GLUT1 transports glucose into the cell as cellular glucose is immediately metabolized, preventing glucose accumulation inside.

Describe the membrane topology of glucose transporters in the Major Facilitator (MF) superfamily.

Glucose transporters in the MF superfamily are integral membrane proteins with 12 transmembrane (TM) segments. 4 (possibly 5) amphipathic α-helices form a hydrophilic channel for glucose transport, with charged/polar amino acids lining the channel.

Explain the Gated Pore Mechanism of glucose transport with reference to GLUT1.

Glucose transport via the Gated Pore Mechanism in GLUT1 involves cycling between T1 and T2 conformations. In T1, the glucose-binding site is exposed on the outer membrane surface, while in T2, it is exposed on the inner surface.

How many glucose transporters are encoded by the human genome, and what is their family designation?

12 glucose transporters are encoded by the human genome, belonging to the Major Facilitator superfamily. They are commonly referred to as GLUT1 to GLUT12.

Where is GLUT1 predominantly found in the body, and what is its role at this location?

GLUT1 is mainly present in erythrocytes and the Blood-Brain Barrier. It transports glucose into erythrocytes and facilitates glucose transport across the blood-brain barrier.

What differentiates the two conformations of GLUT1 (T1 and T2) in terms of the exposed glucose-binding site?

The T1 conformation exposes the glucose-binding site on the outer membrane surface, while the T2 conformation exposes it on the inner surface.

How do members of the GLUT family differ in terms of tissue distribution, kinetic properties, and regulation?

The GLUT family members (GLUT1-GLUT12) exhibit differences in tissue distribution, kinetic properties, and regulation. Each member has a distinct pattern of expression and functional characteristics.
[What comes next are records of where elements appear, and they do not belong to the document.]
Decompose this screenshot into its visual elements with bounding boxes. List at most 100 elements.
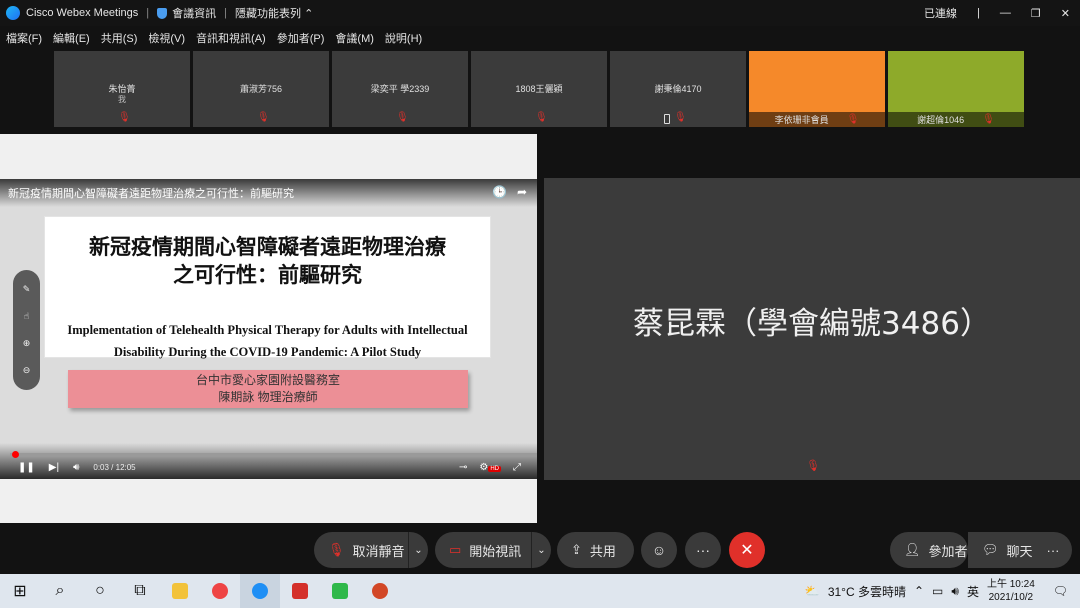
windows-start-icon[interactable]: ⊞	[0, 574, 40, 608]
unmute-button[interactable]: 🎙︎ 取消靜音 ⌄	[314, 532, 428, 568]
participant-tile[interactable]: 李依珊非會員 🎙︎	[749, 51, 885, 127]
muted-mic-icon: 🎙︎	[257, 112, 270, 123]
next-icon[interactable]: ▶|	[49, 462, 59, 473]
participant-name-bar: 謝超倫1046 🎙︎	[888, 112, 1024, 127]
ellipsis-icon: ···	[1046, 542, 1060, 558]
zoom-out-icon[interactable]: ⊖	[23, 365, 31, 376]
menu-view[interactable]: 檢視(V)	[148, 30, 185, 46]
acrobat-icon[interactable]	[280, 574, 320, 608]
chevron-down-icon[interactable]: ⌄	[531, 532, 551, 568]
shared-content-pane[interactable]: 新冠疫情期間心智障礙者遠距物理治療之可行性：前驅研究 🕒 ➦ 新冠疫情期間心智障…	[0, 134, 537, 523]
slide-title-en-2: Disability During the COVID-19 Pandemic:…	[113, 345, 422, 359]
video-controls-right: ⊸ ⚙ HD ⤢	[459, 462, 521, 473]
restore-icon[interactable]: ❐	[1031, 7, 1041, 20]
participant-tile[interactable]: 蕭淑芳756 🎙︎	[193, 51, 329, 127]
panel-more-button[interactable]: ···	[1034, 532, 1072, 568]
participant-tile[interactable]: 梁奕平 學2339 🎙︎	[332, 51, 468, 127]
participants-panel-button[interactable]: 👤︎ 參加者	[890, 532, 968, 568]
notification-icon[interactable]: 🗨︎	[1053, 584, 1068, 598]
muted-mic-icon: 🎙︎	[118, 112, 131, 123]
clock[interactable]: 上午 10:24 2021/10/2	[987, 578, 1035, 604]
participant-tile[interactable]: 謝超倫1046 🎙︎	[888, 51, 1024, 127]
close-icon[interactable]: ✕	[1061, 7, 1070, 20]
share-label: 共用	[589, 543, 616, 559]
active-speaker-tile[interactable]: 蔡昆霖（學會編號3486） 🎙︎	[544, 178, 1080, 480]
participant-tile[interactable]: 朱怡菁 我 🎙︎	[54, 51, 190, 127]
task-view-icon[interactable]: ⧉	[120, 574, 160, 608]
chevron-down-icon[interactable]: ⌄	[408, 532, 428, 568]
video-player[interactable]: 新冠疫情期間心智障礙者遠距物理治療之可行性：前驅研究 🕒 ➦ 新冠疫情期間心智障…	[0, 179, 537, 479]
reactions-button[interactable]: ☺	[641, 532, 677, 568]
participant-strip: 朱怡菁 我 🎙︎ 蕭淑芳756 🎙︎ 梁奕平 學2339 🎙︎ 1808王儷穎 …	[54, 51, 1024, 127]
cortana-icon[interactable]: ○	[80, 574, 120, 608]
annotate-icon[interactable]: ✎	[23, 284, 31, 295]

What is the shape of the pore in bacterial K+ channels, and what is its significance?

Cone-shaped structure, allowing K+ to pass through due to the constriction size.

What is the role of carbonyl oxygen atoms in the peptide backbone of K+ channels?

They interact with dehydrated K+, replacing interactions with H2O, optimizing for K+ ions.

How do K+ ions move through the channel, and what prevents them from overcrowding?

K+ ions move rapidly through the channel in single file, hopping between sites, and repulse each other to prevent overcrowding.

What is the significance of the size of the selectivity filter in K+ channels?

It allows K+ ions to pass through while excluding smaller ions like Na+, based on size.

How many binding sites are available for K+ ions in the channel, and how are they occupied?

There are 4 sites, but 2 of them are occupied by H2O molecules, leaving 2 sites for K+ ions.